Every individual entering a hospital is screened. There are no entrances where people can come and go, and patients with flu-like symptoms are diverted to specific entrances away from the public. Ambulances screen for COVID-19 in their routes, and decontamination protocols are firmly in place. All hospitals require personal protective equipment (not limited to masks), and some hospitals even meet patients in full protective gear. Social distancing is firmly enforced, and hospital staff makes sure that every area is frequently cleaned and disinfected. Of course, every trip outside the house can expose you to viruses, so make sure to limit your visits to what’s needed and avoid bringing in the family to minimize the risk of transmission. Of course, doctors still insist on standard protocols for reducing transmission, like wearing cloth masks, social distancing, and frequent washing of hands with soap and water or alcohol-based sanitizers.

Confinement

Almost 80 percent of Americans fear they will catch a disease if they visit the hospital. While mostly untrue, the perception has led to a drop in hospital visits, making wards primarily unoccupied. Hospitals also relegate patients with COVID-19 to separate wings, and another hospital staff is in charge of their care. Staff is also tested regularly, ensuring no point of transmission from staff to patient. As much as possible, discourage family and friends from visiting while you are confined. A few days of confinement should be easy, considering you’ve already spent months at home. Of course, suspecting that you may have COVID-19 is not enough to warrant a visit to the hospital. However, symptoms like having trouble breathing, persistent chest pains, lethargy, confusion, and discolored lips (especially if blue) require an immediate hospital trip.

hospital room

Procedures

Contrary to popular belief, hospital procedures have become much safer during the pandemic. With people afraid to go to hospitals, doctors have lighter loads and are not as stressed or tired as before. Well-rested doctors perform better, and an uptick in the success ratios of procedures not involving COVID has been confirmed. Policies related to COVID-19 are also mostly successful, and only the most vulnerable (seniors over 80 and patients with serious underlying medical conditions) are at risk of dying.

Behind the Scenes

Hospital staff is continuously busy ensuring the safety of patients and personnel. Rooms are thoroughly sanitized after use, and scheduled cleaning is performed throughout the day. Doctors are always performing checks on patients, identifying symptoms that may warrant testing and isolation. COVID patients are admitted to single-person rooms and treated by specifically-assigned medical personnel. Used gear and other spent medical supplies are treated in high-heat medical waste autoclaves that eliminate all forms of virus and bacteria before being disposed of.
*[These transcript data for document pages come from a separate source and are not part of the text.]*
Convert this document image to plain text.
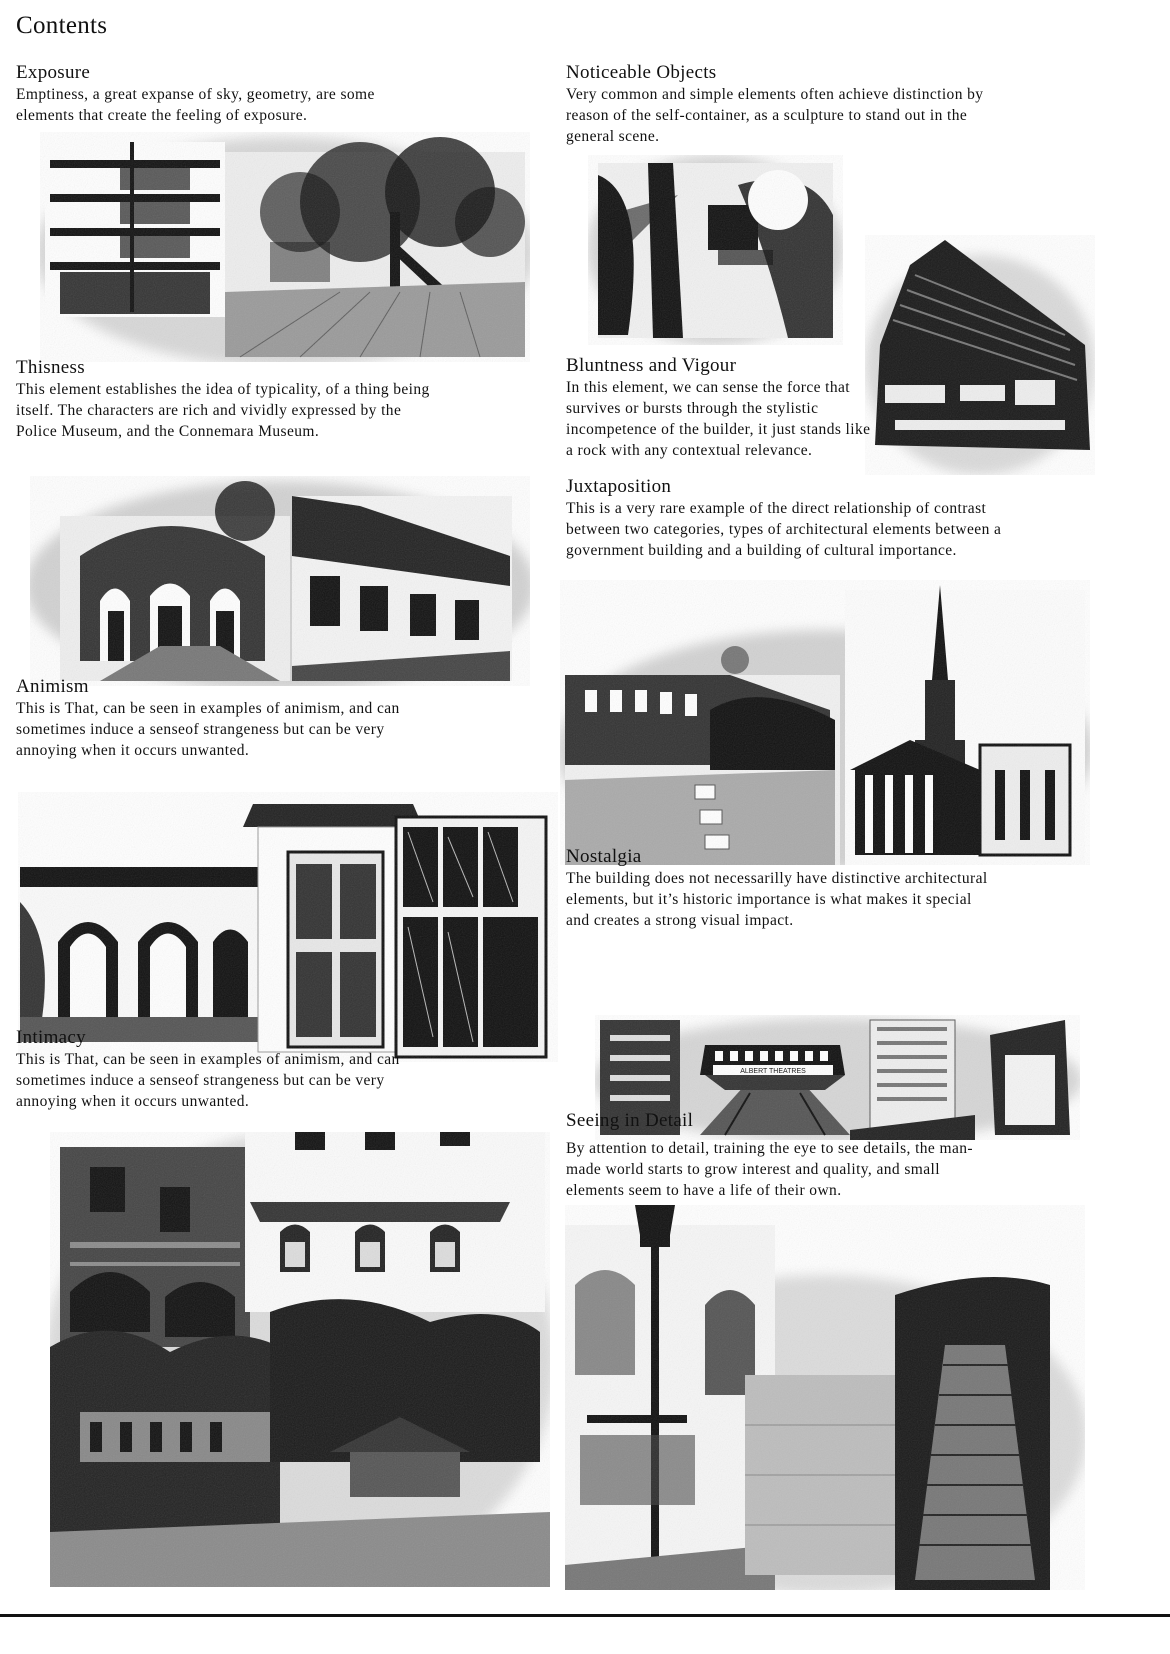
Contents
Exposure

Emptiness, a great expanse of sky, geometry, are some elements that create the feeling of exposure.

Thisness

This element establishes the idea of typicality, of a thing being itself. The characters are rich and vividly expressed by the Police Museum, and the Connemara Museum.

Animism

This is That, can be seen in examples of animism, and can sometimes induce a senseof strangeness but can be very annoying when it occurs unwanted.

Intimacy

This is That, can be seen in examples of animism, and can sometimes induce a senseof strangeness but can be very annoying when it occurs unwanted.

Noticeable Objects

Very common and simple elements often achieve distinction by reason of the self-container, as a sculpture to stand out in the general scene.

Bluntness and Vigour

In this element, we can sense the force that survives or bursts through the stylistic incompetence of the builder, it just stands like a rock with any contextual relevance.

Juxtaposition

This is a very rare example of the direct relationship of contrast between two categories, types of architectural elements between a government building and a building of cultural importance.

Nostalgia

The building does not necessarilly have distinctive architectural elements, but it’s historic importance is what makes it special and creates a strong visual impact.

ALBERT THEATRES
Seeing in Detail

By attention to detail, training the eye to see details, the man-made world starts to grow interest and quality, and small elements seem to have a life of their own.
The Dangers of Putting Off Visits

The US has seen a spike in cancer deaths due to the general aversion to hospitals with delayed diagnosis and treatments. Heart problems and stroke-related deaths have also increased, as people avoid going to the hospitals as much as they can. Doctors advise quick visits or calls to emergency services on signs of heart attacks (chest pain; tingling or discomfort in one or both arms; sharp pain in the stomach, back, or jaw; shortness of breath; or sudden vertigo and nausea) and strokes (drooping on one side of the face, slurred speech, weakening of one arm, sudden numbness, confusion, vision problems, loss of mobility or sudden headaches). Other symptoms that warrant immediate attention are fainting and unexplained dizziness, injuries to the head or spine, uncontrollable bleeding, and severe vomiting or diarrhea.

Hospitals are held to higher standards for hygiene and safety, making them one of the safest places you can visit. Keep your appointments, and don’t hesitate to call emergency services at any sign of trouble.